After graduating, the gifted, ambitious Paris was accepted at the famed Boston Conservatory at Berklee, earning a Bachelor of Fine Arts degree in Musical Theatre and Dance. Additional intensive studies at the Performing Arts Project and New York City Dance Alliance elevated her creative capacity to an altitude that afforded her some high-profile awards, including a 2014 win in the Ontario Music Festivals Association’s musical theatre division and being named National Triple Threat at 2010’s Onstage New York Talent Competition—fiercely competitive events that saw her best 2000 contestants at the former and 500 others at the latter.
It was the Summer of 2020—the pandemic’s peak—and New Hampshire’s Weathervane Theater was one of a very few venues offering live performances, a fact that made landing the part of Billie was almost as challenging as her award competitions.
“I auditioned approximately four times, first at Weathervane’s initial auditions and then I was called back a few times to be a part of the company for that season,” Paris said. “Once I was accepted, the creative team auditioned us again, by having us read and sing songs from Nice Work. It was only after then that we were cast.”
“Preparing for Billie was difficult as she is not a typical ingenue,” Paris said. “She is a bit of a tomboy which was fun to play but it was also challenging, as I had to find the delicate balance between that boisterous energy and her boy-crazy feminine nature.”
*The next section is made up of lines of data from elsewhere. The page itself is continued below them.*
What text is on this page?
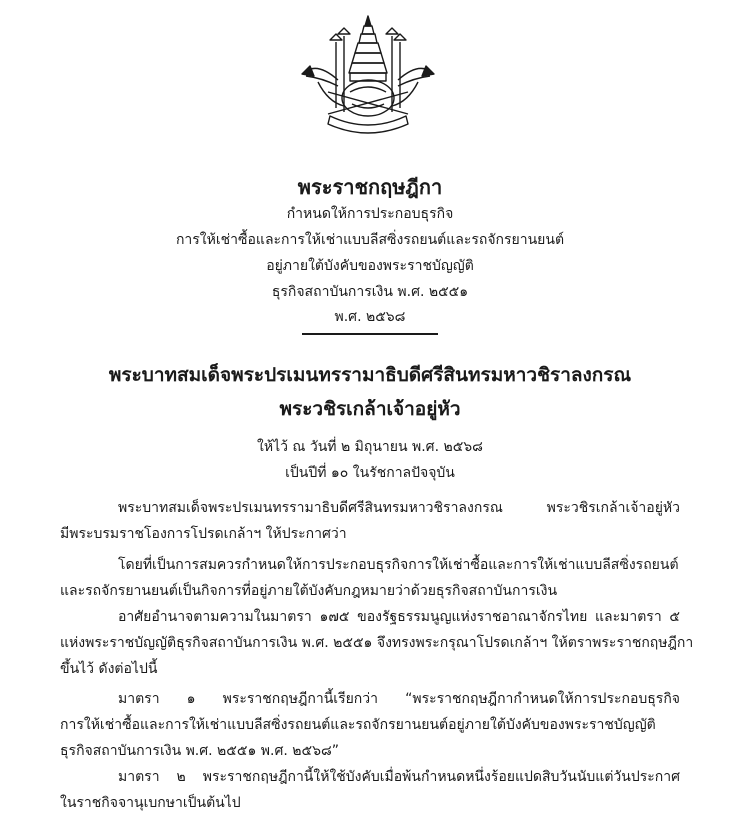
พระราชกฤษฎีกา
กำหนดให้การประกอบธุรกิจ
การให้เช่าซื้อและการให้เช่าแบบลีสซิ่งรถยนต์และรถจักรยานยนต์
อยู่ภายใต้บังคับของพระราชบัญญัติ
ธุรกิจสถาบันการเงิน พ.ศ. ๒๕๕๑
พ.ศ. ๒๕๖๘
พระบาทสมเด็จพระปรเมนทรรามาธิบดีศรีสินทรมหาวชิราลงกรณ
พระวชิรเกล้าเจ้าอยู่หัว
ให้ไว้ ณ วันที่ ๒ มิถุนายน พ.ศ. ๒๕๖๘
เป็นปีที่ ๑๐ ในรัชกาลปัจจุบัน
พระบาทสมเด็จพระปรเมนทรรามาธิบดีศรีสินทรมหาวชิราลงกรณ พระวชิรเกล้าเจ้าอยู่หัว
มีพระบรมราชโองการโปรดเกล้าฯ ให้ประกาศว่า
โดยที่เป็นการสมควรกำหนดให้การประกอบธุรกิจการให้เช่าซื้อและการให้เช่าแบบลีสซิ่งรถยนต์
และรถจักรยานยนต์เป็นกิจการที่อยู่ภายใต้บังคับกฎหมายว่าด้วยธุรกิจสถาบันการเงิน
อาศัยอำนาจตามความในมาตรา ๑๗๕ ของรัฐธรรมนูญแห่งราชอาณาจักรไทย และมาตรา ๕
แห่งพระราชบัญญัติธุรกิจสถาบันการเงิน พ.ศ. ๒๕๕๑ จึงทรงพระกรุณาโปรดเกล้าฯ ให้ตราพระราชกฤษฎีกา
ขึ้นไว้ ดังต่อไปนี้
มาตรา ๑ พระราชกฤษฎีกานี้เรียกว่า “พระราชกฤษฎีกากำหนดให้การประกอบธุรกิจ
การให้เช่าซื้อและการให้เช่าแบบลีสซิ่งรถยนต์และรถจักรยานยนต์อยู่ภายใต้บังคับของพระราชบัญญัติ
ธุรกิจสถาบันการเงิน พ.ศ. ๒๕๕๑ พ.ศ. ๒๕๖๘”
มาตรา ๒ พระราชกฤษฎีกานี้ให้ใช้บังคับเมื่อพ้นกำหนดหนึ่งร้อยแปดสิบวันนับแต่วันประกาศ
ในราชกิจจานุเบกษาเป็นต้นไป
Partly based on the 1926 Gershwin music Oh, Kay, the madcap plot involves a boozy playboy’s wild bachelor party, the problem of where to stash Billie’s 400 cases of smuggled gin and the protagonist’s unlikely romance, put over via the Gershwin’s immortal show tunes.
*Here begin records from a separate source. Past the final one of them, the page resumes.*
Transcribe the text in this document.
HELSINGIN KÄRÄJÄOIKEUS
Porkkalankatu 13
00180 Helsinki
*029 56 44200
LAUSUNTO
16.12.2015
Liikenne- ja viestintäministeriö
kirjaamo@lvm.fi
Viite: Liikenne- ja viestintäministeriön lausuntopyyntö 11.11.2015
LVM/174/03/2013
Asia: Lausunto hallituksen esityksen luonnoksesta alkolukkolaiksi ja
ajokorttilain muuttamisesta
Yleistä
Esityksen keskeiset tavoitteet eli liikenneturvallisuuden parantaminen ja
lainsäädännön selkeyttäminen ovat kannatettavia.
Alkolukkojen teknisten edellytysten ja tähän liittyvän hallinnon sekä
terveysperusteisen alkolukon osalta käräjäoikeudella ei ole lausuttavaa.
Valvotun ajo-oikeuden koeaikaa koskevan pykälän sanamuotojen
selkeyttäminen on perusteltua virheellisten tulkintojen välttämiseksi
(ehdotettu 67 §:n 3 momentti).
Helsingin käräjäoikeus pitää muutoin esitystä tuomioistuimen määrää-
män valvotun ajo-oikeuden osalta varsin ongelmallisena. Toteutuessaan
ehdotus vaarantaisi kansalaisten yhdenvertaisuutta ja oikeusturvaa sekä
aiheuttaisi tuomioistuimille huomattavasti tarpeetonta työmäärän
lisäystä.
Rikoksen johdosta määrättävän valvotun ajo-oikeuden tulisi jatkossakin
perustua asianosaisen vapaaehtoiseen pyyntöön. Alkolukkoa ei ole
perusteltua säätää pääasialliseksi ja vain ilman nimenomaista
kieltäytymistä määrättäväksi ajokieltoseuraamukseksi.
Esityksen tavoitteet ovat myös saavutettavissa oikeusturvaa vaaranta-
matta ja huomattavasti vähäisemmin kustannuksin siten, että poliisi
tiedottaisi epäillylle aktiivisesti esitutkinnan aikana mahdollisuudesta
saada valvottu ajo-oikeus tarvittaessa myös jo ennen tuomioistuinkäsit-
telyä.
“I grew up on Gershwin, so I am very familiar with the songs,” Paris said. “I approached the music with that knowledge and cultivated a sound that I believe did the music justice.”
Paris was reliably electrifying in the part, delivering a perfected mix of flapper-era flamboyance, impeccable comic timing and flawlessly expressive vocal delivery. She made it look easy, but the reality was quite different.
“This role was as fruitful as it was anxiety inducing,” Paris said. “Before this, I had never taken on the responsibility that a character like Billie demanded so naturally I was fearful of not rising to the occasion, and even more so as this show was headlining the theatre’s season. The anxiety faded in rehearsal as I found the similarities between myself and the feisty, loud Billie Bendix.”
Nice Work if You Can Get It rates as any performer’s ideal vehicle, smart, sophisticated, hilariously funny and loaded with some of the most gorgeous songs in Broadway’s rich history. Paris savored every moment of the show’s SRO, 4 week run.
“The experience was incredibly rewarding. I gained so much knowledge, the most important being how to lead a show and take care of myself during such an intense process,” Paris said. “Opening night was wonderful. This was definitely a highlight of my career—and I was also thrilled to star in a show that brought so much joy to people during the pandemic.”
Paris’ exceptional mixture of technical skill, emotional authenticity and high voltage creativity enable to her execute characterizations of tremendous nuance and depth, skills she also brings to bear with dazzling facility as an interpreter of the Gershwin’s stunning classics “These are some of the most beautiful love songs ever written,” she said. “I was incredibly lucky to get to perform them in a professional setting rather than in just my shower!”